Diversity, Equity, Inclusion and the Importance of Belonging: Celebrating Diversity in December

Diversity & Inclusion

December is the month in which many celebrate Christmas, the birth of Jesus Christ. There are several other holidays celebrated in December outside of Christmas. This month we would like to highlight just a few of those holidays and share with you their origin. You may already be familiar with these holidays and enjoy celebrating them with family and friends.    

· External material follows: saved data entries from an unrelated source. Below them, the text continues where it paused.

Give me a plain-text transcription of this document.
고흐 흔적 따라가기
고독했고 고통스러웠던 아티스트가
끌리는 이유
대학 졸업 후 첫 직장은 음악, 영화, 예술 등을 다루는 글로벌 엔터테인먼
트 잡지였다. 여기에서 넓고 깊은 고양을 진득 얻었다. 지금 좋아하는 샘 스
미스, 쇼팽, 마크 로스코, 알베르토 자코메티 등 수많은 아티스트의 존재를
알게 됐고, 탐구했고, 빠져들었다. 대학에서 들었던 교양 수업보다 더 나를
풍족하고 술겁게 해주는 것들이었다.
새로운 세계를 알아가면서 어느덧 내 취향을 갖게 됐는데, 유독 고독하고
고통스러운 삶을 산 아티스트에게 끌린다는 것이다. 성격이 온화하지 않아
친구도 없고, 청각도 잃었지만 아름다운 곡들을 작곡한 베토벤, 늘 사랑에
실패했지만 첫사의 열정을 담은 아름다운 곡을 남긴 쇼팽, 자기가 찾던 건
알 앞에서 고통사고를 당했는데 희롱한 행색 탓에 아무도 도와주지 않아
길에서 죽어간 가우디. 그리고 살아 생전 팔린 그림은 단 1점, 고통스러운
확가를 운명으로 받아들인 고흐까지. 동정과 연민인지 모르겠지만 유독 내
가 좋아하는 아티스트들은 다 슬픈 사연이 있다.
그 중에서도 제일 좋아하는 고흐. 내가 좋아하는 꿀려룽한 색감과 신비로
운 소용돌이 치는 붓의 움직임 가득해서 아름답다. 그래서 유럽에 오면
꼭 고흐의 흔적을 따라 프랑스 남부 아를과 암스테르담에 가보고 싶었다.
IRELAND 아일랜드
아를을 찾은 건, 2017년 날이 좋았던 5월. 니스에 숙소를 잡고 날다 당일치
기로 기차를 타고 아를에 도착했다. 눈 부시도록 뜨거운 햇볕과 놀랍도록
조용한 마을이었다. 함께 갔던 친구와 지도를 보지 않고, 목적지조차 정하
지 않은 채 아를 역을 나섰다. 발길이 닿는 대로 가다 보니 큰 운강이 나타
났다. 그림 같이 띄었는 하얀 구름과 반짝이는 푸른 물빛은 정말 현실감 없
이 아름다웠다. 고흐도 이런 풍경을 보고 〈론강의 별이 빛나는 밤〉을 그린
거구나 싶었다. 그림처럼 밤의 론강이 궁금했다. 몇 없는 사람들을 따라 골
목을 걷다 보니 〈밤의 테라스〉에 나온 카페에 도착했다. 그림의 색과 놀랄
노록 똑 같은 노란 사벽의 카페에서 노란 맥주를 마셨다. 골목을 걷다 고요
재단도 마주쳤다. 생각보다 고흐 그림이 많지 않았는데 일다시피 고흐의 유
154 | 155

Hanukkah – November 28 through December 6happy hanukkah

Hanukkah, which is Hebrew for “dedication,” is the Festival of Lights. It commemorates the victory of the Maccabees over the Syrian Greek army and the subsequent miracle of rededicating the Holy Temple in Jerusalem and restoring its menorah, or lamp. The core ritual of the eight-day Hanukkah holiday is the lighting of the menorah, or hanukkiah. This nine-stemmed menorah is lit each evening of the holiday after sunset, with one candle added each additional night. It is customary to place the menorah in a window or some other publicly visible location to fulfill the custom of publicizing the miracle, in which a jar of oil sufficient to burn for one night burned for eight in the ancient Temple. Prior to lighting the candles each night, a series of blessings are recited.

Bodhi Day – December 8

happy bodhi day

Bodhi Day is the Buddhist holiday that commemorates the day that the historical Buddha, Siddhartha Gautama (Shakyamuni), experienced enlightenment. Traditions vary on what happened. Some say Siddhartha made a great vow to Nirvana and Earth to find the root of suffering, or die trying. Other traditions simply state that he entered deeper and deeper states of meditation, confronting the nature of the self. Bodhi Day is celebrated in a calm, quiet and peaceful manner. Many Buddhists will spend the day meditating and praying with a focus on the Four Noble Truths. These truths are the truth of suffering, the truth of the cause of suffering, the truth of the end of suffering, and the truth of the path that leads to the end of suffering. 

At home, Buddhists might decorate a Bodhi tree with lights and statues of Buddha may be displayed around the house.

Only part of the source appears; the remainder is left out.